As Sam approached she could see the figure standing at the gate that was the entrance to the property. She saw that he was attempting to fix the gate when she pulled alongside him.
“Hi, Howard,” Sam said.
She felt an immediate sense of belonging. Howard looked up. His blue eyes beamed in her direction, pleased to see her.
“Samantha,” Howard always called Sam by her given name. “How are you doing, young lady?”
“It’s been a rough few weeks, but I think it just got better.”
Except for the wire-framed glasses, Sam always thought that Howard Skinner could pass for “Mr. Clean.” He was in his mid sixties now, but still the big bear of a man Sam always remembered. He had always been as hairless as a statue and she never saw Howard in anything but crisp white Tshirts, Levi’s and workman boots. He was well over six feet and, at the end of a thick neck and beefy shoulders and forearms, were hands the size of baseball mitts. Despite his size he was gentle and placid. “Like a piece of bread,” was the expression her grandmother always used to describe him.

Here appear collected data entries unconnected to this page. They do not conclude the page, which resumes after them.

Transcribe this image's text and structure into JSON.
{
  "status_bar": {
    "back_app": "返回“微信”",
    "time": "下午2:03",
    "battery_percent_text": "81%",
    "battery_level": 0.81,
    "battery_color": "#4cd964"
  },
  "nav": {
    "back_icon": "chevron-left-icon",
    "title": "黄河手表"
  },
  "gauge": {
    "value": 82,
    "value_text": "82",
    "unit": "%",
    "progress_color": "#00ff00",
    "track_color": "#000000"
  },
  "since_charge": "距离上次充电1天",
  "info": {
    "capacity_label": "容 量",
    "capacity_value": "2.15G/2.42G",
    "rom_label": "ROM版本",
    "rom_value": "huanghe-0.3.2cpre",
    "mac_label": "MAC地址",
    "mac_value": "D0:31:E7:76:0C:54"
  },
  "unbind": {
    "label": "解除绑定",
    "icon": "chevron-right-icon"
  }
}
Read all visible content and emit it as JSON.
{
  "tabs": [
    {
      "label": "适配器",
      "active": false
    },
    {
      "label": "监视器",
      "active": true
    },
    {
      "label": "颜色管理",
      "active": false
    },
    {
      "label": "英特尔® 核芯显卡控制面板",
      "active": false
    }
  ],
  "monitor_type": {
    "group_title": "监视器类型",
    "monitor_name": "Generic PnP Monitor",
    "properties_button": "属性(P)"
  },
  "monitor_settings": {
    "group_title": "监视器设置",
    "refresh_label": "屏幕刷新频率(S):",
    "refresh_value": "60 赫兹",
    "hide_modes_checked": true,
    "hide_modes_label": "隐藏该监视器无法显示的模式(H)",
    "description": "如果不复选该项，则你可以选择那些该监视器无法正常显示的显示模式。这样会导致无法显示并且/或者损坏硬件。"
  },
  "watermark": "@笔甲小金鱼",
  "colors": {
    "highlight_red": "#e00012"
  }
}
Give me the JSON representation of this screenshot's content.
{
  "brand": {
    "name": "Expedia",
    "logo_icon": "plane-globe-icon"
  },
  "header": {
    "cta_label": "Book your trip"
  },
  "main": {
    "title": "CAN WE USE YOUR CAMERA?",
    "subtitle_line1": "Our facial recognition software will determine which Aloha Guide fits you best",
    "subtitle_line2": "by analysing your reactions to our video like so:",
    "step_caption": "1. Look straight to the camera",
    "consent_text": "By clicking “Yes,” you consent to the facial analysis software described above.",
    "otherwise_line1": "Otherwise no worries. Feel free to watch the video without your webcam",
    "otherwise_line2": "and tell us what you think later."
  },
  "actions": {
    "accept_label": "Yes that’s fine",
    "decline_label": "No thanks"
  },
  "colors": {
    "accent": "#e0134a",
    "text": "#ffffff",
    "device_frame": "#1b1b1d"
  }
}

Howard lived in a small satellite house adjacent to her grandmother’s home. He was a widower at thirty-five and had never remarried. More years ago now than Sam could remember, Howard Skinner had answered a newspaper ad Frances Marino had run for a caretaker for her ranch. He had taken care of the place since.
“Whatcha doing?” Sam asked.
It was another unseasonably warm winter day and she allowed the sun to fall on her face. Howard’s bare brow and head were beaded in sweat.
“Gate’s stuck,” he said, tapping it lightly with the wrench he held. “Can’t get the darn thing to close.”
“I guess that’s an invitation for me to enter,” Sam said.
“Your grandmother’s at the house,” Howard said, using the wrench to point in that direction. “She’s waiting for you and you know her, she’s cookin’ up a storm.”
Sam moaned happily. “Howard! I’ve got to lose weight, not put it on!”